Savunmanın Özeti : Cevap verilmemiştir. 

Tetkik Hakimi E…

….. K…

……'nın Düşüncesi : Temyiz dilekçesinde öne sürülen hususlar, temyize konu mahkeme kararının bozulmasını sağlayacak nitelikte bulunmadığından temyiz isteminin reddi gerektiği düşünülmektedir. 

Danıştay Savcısı A.K…

…… T…

…….'nun Düşüncesi : İdare ve vergi mahkemelerince verilen kararların temyizen incelenerek bozulabilmesi için, 2577 sayılı İdari Yargılama Usulü Kanununun 49 uncu maddesinin birinci fıkrasında belirtilen nedenlerin bulunması gerekmektedir. 
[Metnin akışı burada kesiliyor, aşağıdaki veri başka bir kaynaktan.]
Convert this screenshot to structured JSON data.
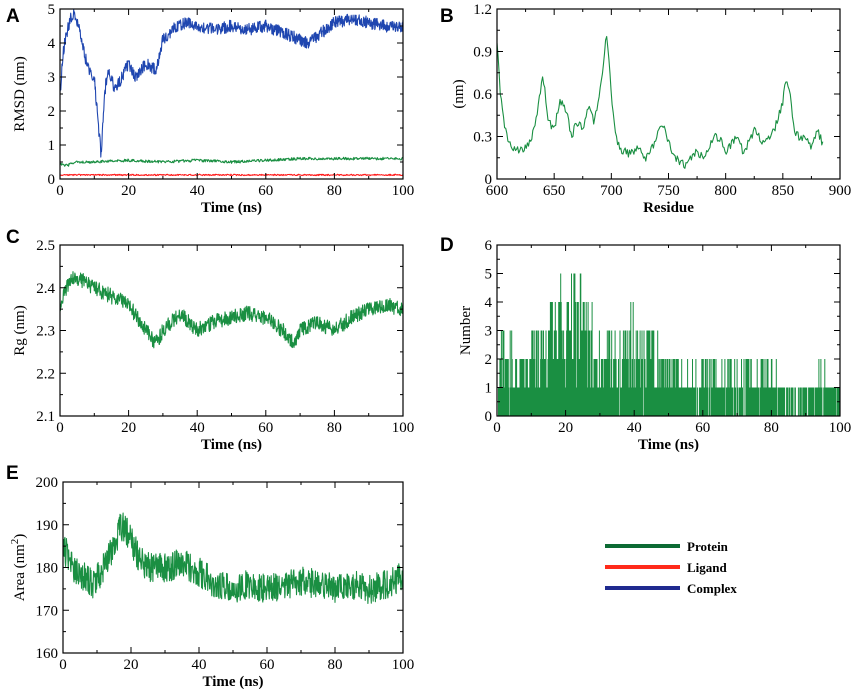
{
  "colors": {
    "protein": "#1a8f42",
    "ligand": "#ff1a1a",
    "complex": "#1f46b0"
  },
  "legend": {
    "items": [
      {
        "label": "Protein",
        "color": "#0d6b34"
      },
      {
        "label": "Ligand",
        "color": "#ff2a1a"
      },
      {
        "label": "Complex",
        "color": "#1f2a8f"
      }
    ]
  },
  "chart_data": [
    {
      "panel": "A",
      "type": "line",
      "xlabel": "Time (ns)",
      "ylabel": "RMSD (nm)",
      "xlim": [
        0,
        100
      ],
      "ylim": [
        0,
        5
      ],
      "xticks": [
        0,
        20,
        40,
        60,
        80,
        100
      ],
      "yticks": [
        0,
        1,
        2,
        3,
        4,
        5
      ],
      "series": [
        {
          "name": "Complex",
          "x": [
            0,
            1,
            2,
            3,
            4,
            5,
            6,
            8,
            10,
            11,
            12,
            13,
            14,
            16,
            18,
            20,
            22,
            25,
            28,
            30,
            33,
            36,
            40,
            45,
            50,
            55,
            60,
            65,
            70,
            72,
            75,
            80,
            85,
            90,
            95,
            100
          ],
          "y": [
            2.5,
            3.8,
            4.3,
            4.7,
            4.85,
            4.6,
            4.2,
            3.3,
            3.0,
            1.8,
            0.7,
            2.5,
            3.3,
            2.6,
            3.0,
            3.4,
            3.0,
            3.4,
            3.2,
            4.1,
            4.4,
            4.6,
            4.5,
            4.4,
            4.5,
            4.4,
            4.5,
            4.3,
            4.1,
            4.0,
            4.2,
            4.6,
            4.7,
            4.6,
            4.5,
            4.5
          ]
        },
        {
          "name": "Protein",
          "x": [
            0,
            2,
            5,
            10,
            20,
            30,
            40,
            50,
            60,
            70,
            80,
            90,
            100
          ],
          "y": [
            0.45,
            0.4,
            0.5,
            0.5,
            0.55,
            0.5,
            0.55,
            0.5,
            0.55,
            0.6,
            0.6,
            0.6,
            0.6
          ]
        },
        {
          "name": "Ligand",
          "x": [
            0,
            20,
            40,
            60,
            80,
            100
          ],
          "y": [
            0.12,
            0.12,
            0.12,
            0.12,
            0.12,
            0.12
          ]
        }
      ]
    },
    {
      "panel": "B",
      "type": "line",
      "xlabel": "Residue",
      "ylabel": "(nm)",
      "xlim": [
        600,
        900
      ],
      "ylim": [
        0,
        1.2
      ],
      "xticks": [
        600,
        650,
        700,
        750,
        800,
        850,
        900
      ],
      "yticks": [
        0,
        0.3,
        0.6,
        0.9,
        1.2
      ],
      "series": [
        {
          "name": "Protein",
          "x": [
            600,
            603,
            606,
            610,
            615,
            620,
            625,
            630,
            635,
            640,
            645,
            650,
            655,
            660,
            665,
            670,
            675,
            680,
            685,
            690,
            693,
            696,
            700,
            705,
            710,
            715,
            720,
            725,
            730,
            735,
            740,
            745,
            750,
            755,
            760,
            765,
            770,
            775,
            780,
            785,
            790,
            795,
            800,
            805,
            810,
            815,
            820,
            825,
            830,
            835,
            840,
            845,
            850,
            853,
            856,
            860,
            865,
            870,
            875,
            880,
            885
          ],
          "y": [
            0.95,
            0.6,
            0.4,
            0.25,
            0.2,
            0.2,
            0.22,
            0.28,
            0.45,
            0.75,
            0.4,
            0.35,
            0.55,
            0.5,
            0.3,
            0.4,
            0.35,
            0.5,
            0.4,
            0.6,
            0.8,
            1.03,
            0.6,
            0.25,
            0.2,
            0.18,
            0.2,
            0.22,
            0.15,
            0.2,
            0.3,
            0.38,
            0.25,
            0.15,
            0.12,
            0.1,
            0.15,
            0.2,
            0.15,
            0.22,
            0.3,
            0.28,
            0.2,
            0.25,
            0.32,
            0.2,
            0.25,
            0.35,
            0.28,
            0.25,
            0.3,
            0.4,
            0.55,
            0.72,
            0.6,
            0.35,
            0.28,
            0.3,
            0.2,
            0.35,
            0.25
          ]
        }
      ]
    },
    {
      "panel": "C",
      "type": "line",
      "xlabel": "Time (ns)",
      "ylabel": "Rg (nm)",
      "xlim": [
        0,
        100
      ],
      "ylim": [
        2.1,
        2.5
      ],
      "xticks": [
        0,
        20,
        40,
        60,
        80,
        100
      ],
      "yticks": [
        2.1,
        2.2,
        2.3,
        2.4,
        2.5
      ],
      "series": [
        {
          "name": "Protein",
          "x": [
            0,
            3,
            6,
            10,
            15,
            20,
            25,
            28,
            30,
            35,
            40,
            45,
            50,
            55,
            60,
            65,
            68,
            70,
            75,
            80,
            85,
            90,
            95,
            100
          ],
          "y": [
            2.36,
            2.42,
            2.42,
            2.4,
            2.38,
            2.36,
            2.3,
            2.27,
            2.3,
            2.34,
            2.3,
            2.32,
            2.33,
            2.34,
            2.33,
            2.3,
            2.27,
            2.3,
            2.32,
            2.3,
            2.33,
            2.35,
            2.36,
            2.35
          ]
        }
      ]
    },
    {
      "panel": "D",
      "type": "line",
      "xlabel": "Time (ns)",
      "ylabel": "Number",
      "xlim": [
        0,
        100
      ],
      "ylim": [
        0,
        6
      ],
      "xticks": [
        0,
        20,
        40,
        60,
        80,
        100
      ],
      "yticks": [
        0,
        1,
        2,
        3,
        4,
        5,
        6
      ],
      "series": [
        {
          "name": "Protein",
          "x": [
            0,
            10,
            20,
            25,
            30,
            35,
            40,
            45,
            50,
            55,
            60,
            65,
            70,
            75,
            80,
            85,
            90,
            95,
            100
          ],
          "y": [
            3,
            3,
            5,
            5,
            3,
            3,
            4,
            3,
            2,
            2,
            2,
            2,
            2,
            2,
            2,
            1,
            1,
            2,
            1
          ]
        }
      ]
    },
    {
      "panel": "E",
      "type": "line",
      "xlabel": "Time (ns)",
      "ylabel": "Area (nm²)",
      "xlim": [
        0,
        100
      ],
      "ylim": [
        160,
        200
      ],
      "xticks": [
        0,
        20,
        40,
        60,
        80,
        100
      ],
      "yticks": [
        160,
        170,
        180,
        190,
        200
      ],
      "series": [
        {
          "name": "Protein",
          "x": [
            0,
            3,
            6,
            9,
            12,
            15,
            17,
            19,
            22,
            25,
            30,
            35,
            40,
            45,
            50,
            55,
            60,
            65,
            70,
            75,
            80,
            85,
            90,
            95,
            100
          ],
          "y": [
            185,
            180,
            178,
            176,
            180,
            185,
            190,
            188,
            183,
            180,
            180,
            181,
            179,
            176,
            175,
            176,
            175,
            176,
            177,
            176,
            175,
            176,
            175,
            176,
            178
          ]
        }
      ]
    }
  ]
}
Temyiz dilekçesinde öne sürülen hususlar, söz konusu maddede yazılı nedenlerden hiçbirisine uymadığından, istemin reddi ile temyiz edilen Mahkeme kararının onanmasının uygun olacağı düşünülmektedir. 

TÜRK MİLLETİ ADINA 

Hüküm veren Danıştay Dördüncü Dairesince gereği görüşüldü: 

2577 sayılı İdari Yargılama Usulü Kanunu'nun 49 uncu maddesinin 2 nci fıkrasında, temyiz incelemesi sonunda karardaki maddi yanlışlıkların düzeltilmesi mümkün ise kararın düzeltilerek onanmasına karar verileceği hükmüne yer verilmiştir. 

Mahkeme kararında, karar numarası 200871759 yazılmış ise de, dosya kapağına göre karar numarasının 2008/1759 olduğu anlaşıldığından, söz konusu maddi yanlışlık düzeltilerek temyiz istemi incelendi: 

Temyiz dilekçesinde ileri sürülen iddialar, bozulması istenilen kararın dayandığı gerekçeler karşısında, yerinde ve kararın bozulmasını sağlayacak durumda görülmemiştir. 

Bu nedenle temyiz isteminin reddine, İstanbul 5.Vergi Mahkemesinin 15.5.2008 günlü ve E:2007/2208, K:2008/1759 sayılı kararının onanmasına 23.2.2011 gününde oybirliğiyle karar verildi.